Тимсен и Кольшмидт, до сих пор наблюдавшие за происходящим из окопа, заметив, что разговор обостряется, и желая быть свидетелями, подошли, и сразу же им было воздано по заслугам. Отец сказал:
— Каждый обязан стоять на положенном ему месте.
— Вот именно, — сказал художник, — на положенном; а мне сейчас положено быть дома, — после чего хотел уйти, считая, что изложил свои доводы. Но ругбюльский полицейский был иного мнения: расстегнув кобуру, он достал служебный пистолет, направил его на Макса Людвига Нансена — примерно на уровне пояса — и даже не счел нужным повторить приказание. И стоял так. Смеркалось. Никто не показывался. Как твердо держал он в руке крупнокалиберный, почти не бывший в употреблении служебный пистолет! Ему ничего не стоило так вот стоять! А ведь он только дважды, по долгу службы, пускал он пистолет в ход: когда бешеная лиса вцепилась в теленка и еще когда племенной бык Хольмсена сбил график движения поездов глюзерупской железнодорожной станции.
— Ну образумься же! — неожиданно сказал Кольшмидт, но было неясно, кого он имел в виду.
Долго они еще будут так вот молча стоять друг против друга, не слишком даже настороженно или пытаясь узнать, как далеко можно зайти, а скорее невозмутимо и все такое, словно им известно наперед, чем все это кончится, потому что, возможно, они уже не раз так стояли лицом к лицу. Служебный пистолет точно говорил по уставу все одно и то же: приказываю последний раз. Я протягивал художнику на ладони нарукавную повязку, он на нее не глядел, он не сводил глаз с отца, но теперь наконец реагировало его тело, исчезло напряженное бесстрастие и под исходившей от дула угрозой оно, сжавшись, слегка подалось вперед. Зная того и другого, я не сомневался, что художник, решив уйти, уйдет, как не сомневался в том, что отец тогда выстрелит, — недаром оба они родом из Глюзерупа. И художник это подтвердил.

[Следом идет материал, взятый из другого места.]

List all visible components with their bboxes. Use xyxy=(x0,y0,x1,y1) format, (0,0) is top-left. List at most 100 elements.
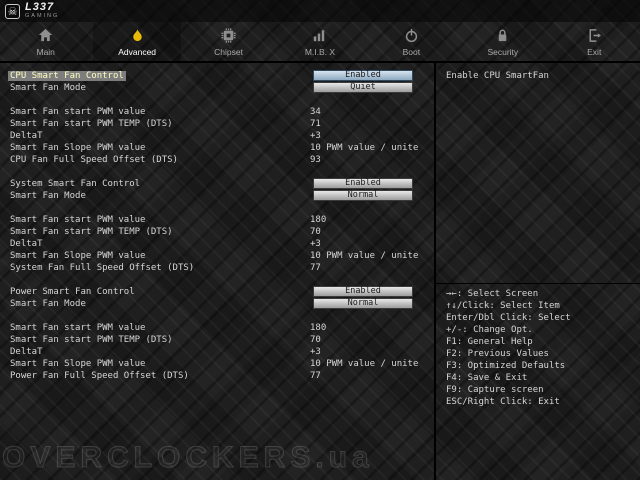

— Я пошел, Йенс, — сказал он, — меня никто не удержит, и ты тоже. — И так как ругбюльский полицейский молчал, добавил: — Ничто, даже конец вас не исправит. Надо, видно, ждать, пока вы не перемрете. — Отец не отвечал, сейчас он настаивал только на выполнении приказа, ко всему остальному можно будет вернуться потом. Приказ был дан, и он ждал его выполнения.
— Если ты идешь, Макс, — вдруг сказал Кольшмидт, — то и я с тобой. — И он застегнул куртку на все пуговицы.